Notably, the “National Council on Teacher Quality attributed the rapid pace of change to the Race to the Top, the federal government competition that had recession-addled states vie for money in exchange for implementing education reforms, such as teacher evaluations.” However, the current teacher evaluation/accountability reforms did not really start until 2008 at the earliest, before Race to the Top, and well before the final year for which teachers’ SAT scores were examined here (i.e., 2008). These SAT gains have literally nothing to do with the teacher evaluation and accountability “reforms” currently underway!

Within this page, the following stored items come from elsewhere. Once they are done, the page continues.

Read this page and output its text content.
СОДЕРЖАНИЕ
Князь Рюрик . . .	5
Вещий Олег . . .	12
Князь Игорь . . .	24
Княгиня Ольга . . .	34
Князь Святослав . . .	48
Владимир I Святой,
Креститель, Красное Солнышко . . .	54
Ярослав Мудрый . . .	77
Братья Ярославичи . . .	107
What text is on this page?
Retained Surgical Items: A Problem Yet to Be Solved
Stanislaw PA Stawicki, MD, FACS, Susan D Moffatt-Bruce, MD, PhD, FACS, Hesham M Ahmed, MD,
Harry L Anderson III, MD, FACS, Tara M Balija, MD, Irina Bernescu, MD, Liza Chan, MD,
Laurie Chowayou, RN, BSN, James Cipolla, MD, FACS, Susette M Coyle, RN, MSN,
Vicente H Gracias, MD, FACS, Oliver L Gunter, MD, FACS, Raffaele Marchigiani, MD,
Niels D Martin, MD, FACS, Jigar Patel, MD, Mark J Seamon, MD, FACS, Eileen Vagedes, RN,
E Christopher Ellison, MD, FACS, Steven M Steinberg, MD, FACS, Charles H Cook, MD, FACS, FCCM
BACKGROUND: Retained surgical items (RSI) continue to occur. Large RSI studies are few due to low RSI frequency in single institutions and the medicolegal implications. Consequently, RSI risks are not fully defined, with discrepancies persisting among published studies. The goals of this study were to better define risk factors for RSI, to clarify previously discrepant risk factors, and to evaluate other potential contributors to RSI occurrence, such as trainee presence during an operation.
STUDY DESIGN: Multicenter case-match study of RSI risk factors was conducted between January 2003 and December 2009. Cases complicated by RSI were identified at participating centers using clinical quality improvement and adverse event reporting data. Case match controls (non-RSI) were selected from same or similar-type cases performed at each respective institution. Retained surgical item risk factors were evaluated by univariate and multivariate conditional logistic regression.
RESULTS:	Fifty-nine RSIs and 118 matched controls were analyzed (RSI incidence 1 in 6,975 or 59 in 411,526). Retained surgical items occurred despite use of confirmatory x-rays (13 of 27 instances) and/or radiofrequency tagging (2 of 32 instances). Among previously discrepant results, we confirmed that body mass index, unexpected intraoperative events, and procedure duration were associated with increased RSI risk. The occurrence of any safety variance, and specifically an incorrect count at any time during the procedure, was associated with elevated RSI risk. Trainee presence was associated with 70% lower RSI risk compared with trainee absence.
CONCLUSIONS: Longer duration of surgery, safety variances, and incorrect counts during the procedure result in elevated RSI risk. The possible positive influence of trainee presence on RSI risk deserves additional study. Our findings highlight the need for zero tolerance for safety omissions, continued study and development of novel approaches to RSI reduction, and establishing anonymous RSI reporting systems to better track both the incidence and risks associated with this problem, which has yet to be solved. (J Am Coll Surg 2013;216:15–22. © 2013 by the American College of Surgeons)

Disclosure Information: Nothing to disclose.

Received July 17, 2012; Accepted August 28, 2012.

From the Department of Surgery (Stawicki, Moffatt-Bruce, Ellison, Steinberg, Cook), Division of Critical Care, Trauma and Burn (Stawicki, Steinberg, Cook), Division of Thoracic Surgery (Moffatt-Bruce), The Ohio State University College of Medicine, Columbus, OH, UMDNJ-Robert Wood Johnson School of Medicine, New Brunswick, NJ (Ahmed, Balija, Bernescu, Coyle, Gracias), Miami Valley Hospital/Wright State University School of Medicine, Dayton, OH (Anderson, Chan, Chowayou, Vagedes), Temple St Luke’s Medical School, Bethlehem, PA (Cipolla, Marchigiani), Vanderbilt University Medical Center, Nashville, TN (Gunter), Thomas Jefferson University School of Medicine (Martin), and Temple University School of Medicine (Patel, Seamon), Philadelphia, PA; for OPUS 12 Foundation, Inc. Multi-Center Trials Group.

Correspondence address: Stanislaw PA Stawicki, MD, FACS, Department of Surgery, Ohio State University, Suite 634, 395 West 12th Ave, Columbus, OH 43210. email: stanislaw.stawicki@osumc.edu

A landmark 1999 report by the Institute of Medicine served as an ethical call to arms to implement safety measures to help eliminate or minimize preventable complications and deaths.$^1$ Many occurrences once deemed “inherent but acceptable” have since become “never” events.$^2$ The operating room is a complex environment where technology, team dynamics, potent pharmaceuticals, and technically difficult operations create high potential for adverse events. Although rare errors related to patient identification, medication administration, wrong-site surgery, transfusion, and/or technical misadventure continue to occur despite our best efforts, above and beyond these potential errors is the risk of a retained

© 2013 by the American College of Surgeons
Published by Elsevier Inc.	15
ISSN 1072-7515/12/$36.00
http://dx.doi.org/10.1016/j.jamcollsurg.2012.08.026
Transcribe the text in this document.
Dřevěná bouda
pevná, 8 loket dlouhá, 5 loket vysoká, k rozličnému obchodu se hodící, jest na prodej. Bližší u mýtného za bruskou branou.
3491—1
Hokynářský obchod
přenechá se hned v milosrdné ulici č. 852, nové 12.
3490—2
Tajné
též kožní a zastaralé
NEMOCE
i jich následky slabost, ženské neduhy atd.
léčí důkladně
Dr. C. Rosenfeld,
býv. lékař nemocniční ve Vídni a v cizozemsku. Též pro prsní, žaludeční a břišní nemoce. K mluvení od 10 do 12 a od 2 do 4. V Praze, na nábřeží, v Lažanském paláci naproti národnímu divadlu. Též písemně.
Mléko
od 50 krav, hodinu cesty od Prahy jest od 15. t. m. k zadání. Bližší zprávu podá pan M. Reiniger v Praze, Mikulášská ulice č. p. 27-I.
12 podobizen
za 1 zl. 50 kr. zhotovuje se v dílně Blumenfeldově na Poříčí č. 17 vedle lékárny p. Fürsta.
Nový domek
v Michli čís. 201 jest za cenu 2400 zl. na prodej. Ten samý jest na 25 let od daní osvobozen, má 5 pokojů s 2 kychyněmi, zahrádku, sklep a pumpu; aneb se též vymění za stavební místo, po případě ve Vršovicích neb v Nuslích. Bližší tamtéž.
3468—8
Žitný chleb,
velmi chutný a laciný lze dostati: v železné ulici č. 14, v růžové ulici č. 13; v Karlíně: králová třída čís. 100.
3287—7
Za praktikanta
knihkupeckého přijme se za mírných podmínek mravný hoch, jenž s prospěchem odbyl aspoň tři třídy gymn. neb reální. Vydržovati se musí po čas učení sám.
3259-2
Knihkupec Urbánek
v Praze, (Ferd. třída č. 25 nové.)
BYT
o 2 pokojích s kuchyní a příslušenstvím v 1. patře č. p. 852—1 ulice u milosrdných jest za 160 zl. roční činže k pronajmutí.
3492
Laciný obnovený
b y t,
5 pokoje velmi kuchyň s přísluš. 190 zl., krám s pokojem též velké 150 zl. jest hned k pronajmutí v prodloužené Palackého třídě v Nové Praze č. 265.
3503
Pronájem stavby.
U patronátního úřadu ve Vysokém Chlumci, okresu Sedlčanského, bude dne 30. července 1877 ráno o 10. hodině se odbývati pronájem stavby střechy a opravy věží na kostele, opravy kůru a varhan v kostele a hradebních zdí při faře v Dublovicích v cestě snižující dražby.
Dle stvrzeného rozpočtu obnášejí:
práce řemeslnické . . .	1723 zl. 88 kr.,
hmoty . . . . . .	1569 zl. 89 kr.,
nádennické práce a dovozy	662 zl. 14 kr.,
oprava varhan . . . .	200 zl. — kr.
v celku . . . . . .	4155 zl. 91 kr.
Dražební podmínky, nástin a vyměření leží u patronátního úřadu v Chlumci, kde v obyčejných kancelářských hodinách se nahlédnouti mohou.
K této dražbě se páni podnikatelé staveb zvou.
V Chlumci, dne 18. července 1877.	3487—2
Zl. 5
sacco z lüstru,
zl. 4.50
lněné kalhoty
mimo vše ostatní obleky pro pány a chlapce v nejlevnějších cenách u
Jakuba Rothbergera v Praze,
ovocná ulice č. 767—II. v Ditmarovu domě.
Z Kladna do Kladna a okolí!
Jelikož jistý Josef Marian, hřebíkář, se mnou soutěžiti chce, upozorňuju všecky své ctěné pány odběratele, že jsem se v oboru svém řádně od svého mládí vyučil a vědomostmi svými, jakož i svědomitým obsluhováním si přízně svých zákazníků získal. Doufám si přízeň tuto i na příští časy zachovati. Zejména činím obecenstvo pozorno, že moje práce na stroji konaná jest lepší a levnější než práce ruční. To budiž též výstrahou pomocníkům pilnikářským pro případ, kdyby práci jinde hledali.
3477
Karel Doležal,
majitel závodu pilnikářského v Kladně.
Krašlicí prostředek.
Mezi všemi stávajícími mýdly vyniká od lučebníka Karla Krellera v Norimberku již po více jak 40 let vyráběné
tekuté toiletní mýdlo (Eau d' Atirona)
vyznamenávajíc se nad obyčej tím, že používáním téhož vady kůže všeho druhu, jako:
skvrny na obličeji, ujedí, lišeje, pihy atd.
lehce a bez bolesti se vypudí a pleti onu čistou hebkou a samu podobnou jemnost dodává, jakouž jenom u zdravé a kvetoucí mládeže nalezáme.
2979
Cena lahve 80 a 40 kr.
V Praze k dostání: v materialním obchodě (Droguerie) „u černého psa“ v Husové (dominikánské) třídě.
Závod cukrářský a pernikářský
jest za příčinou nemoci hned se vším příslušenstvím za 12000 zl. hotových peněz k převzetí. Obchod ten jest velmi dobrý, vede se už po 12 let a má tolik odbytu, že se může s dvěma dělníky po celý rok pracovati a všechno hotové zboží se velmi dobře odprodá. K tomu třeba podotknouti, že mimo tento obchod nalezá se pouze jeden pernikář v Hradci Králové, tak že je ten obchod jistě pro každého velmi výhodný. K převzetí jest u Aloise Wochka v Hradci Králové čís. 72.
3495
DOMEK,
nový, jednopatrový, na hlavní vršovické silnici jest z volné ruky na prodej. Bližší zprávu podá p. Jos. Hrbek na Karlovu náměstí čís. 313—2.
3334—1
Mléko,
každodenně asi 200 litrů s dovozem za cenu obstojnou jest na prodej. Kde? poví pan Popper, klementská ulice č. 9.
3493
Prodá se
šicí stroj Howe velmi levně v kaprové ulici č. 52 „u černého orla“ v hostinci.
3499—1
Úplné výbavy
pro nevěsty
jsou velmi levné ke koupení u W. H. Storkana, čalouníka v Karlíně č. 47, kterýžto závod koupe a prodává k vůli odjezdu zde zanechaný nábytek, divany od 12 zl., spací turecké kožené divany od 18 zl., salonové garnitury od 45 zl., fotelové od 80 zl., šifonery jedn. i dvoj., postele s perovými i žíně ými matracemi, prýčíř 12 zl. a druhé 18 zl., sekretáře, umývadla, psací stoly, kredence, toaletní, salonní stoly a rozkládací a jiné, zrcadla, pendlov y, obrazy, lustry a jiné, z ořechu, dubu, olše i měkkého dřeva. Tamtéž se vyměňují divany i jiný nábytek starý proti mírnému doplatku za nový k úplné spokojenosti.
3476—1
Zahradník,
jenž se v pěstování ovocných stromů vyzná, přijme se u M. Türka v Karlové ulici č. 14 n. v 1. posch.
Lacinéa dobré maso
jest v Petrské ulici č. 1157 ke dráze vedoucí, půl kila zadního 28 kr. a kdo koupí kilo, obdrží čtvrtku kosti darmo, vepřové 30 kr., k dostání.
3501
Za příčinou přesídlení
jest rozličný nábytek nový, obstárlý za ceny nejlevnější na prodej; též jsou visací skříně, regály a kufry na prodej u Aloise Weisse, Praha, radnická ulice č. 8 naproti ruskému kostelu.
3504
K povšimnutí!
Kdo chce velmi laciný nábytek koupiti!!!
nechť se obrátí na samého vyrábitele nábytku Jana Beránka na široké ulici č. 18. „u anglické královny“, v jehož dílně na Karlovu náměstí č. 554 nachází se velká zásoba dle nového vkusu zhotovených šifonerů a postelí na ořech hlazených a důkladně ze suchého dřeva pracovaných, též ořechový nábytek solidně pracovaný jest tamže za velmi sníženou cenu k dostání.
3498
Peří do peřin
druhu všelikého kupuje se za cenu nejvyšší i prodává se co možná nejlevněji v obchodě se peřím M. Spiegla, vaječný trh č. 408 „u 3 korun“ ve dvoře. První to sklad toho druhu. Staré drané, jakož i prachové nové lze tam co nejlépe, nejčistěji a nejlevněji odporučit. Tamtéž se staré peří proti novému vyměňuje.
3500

It is remiss to covertly suggest in any way, shape, or form that one (i.e., increased SAT scores) is evidencing that the other (i.e., test-based accountability) works. This is not overly surprising, however, as the three groups associated with this piece include the uber-conservatives: Education Next, Michelle Rhee’s StudentsFirst, and the National Council on Teacher Quality. The simplistic agenda being advanced with data that cannot be used in ways to advance the agenda (with any validity) should be both critically and carefully consumed, especially as the unfounded statements ensue throughout this piece regardless.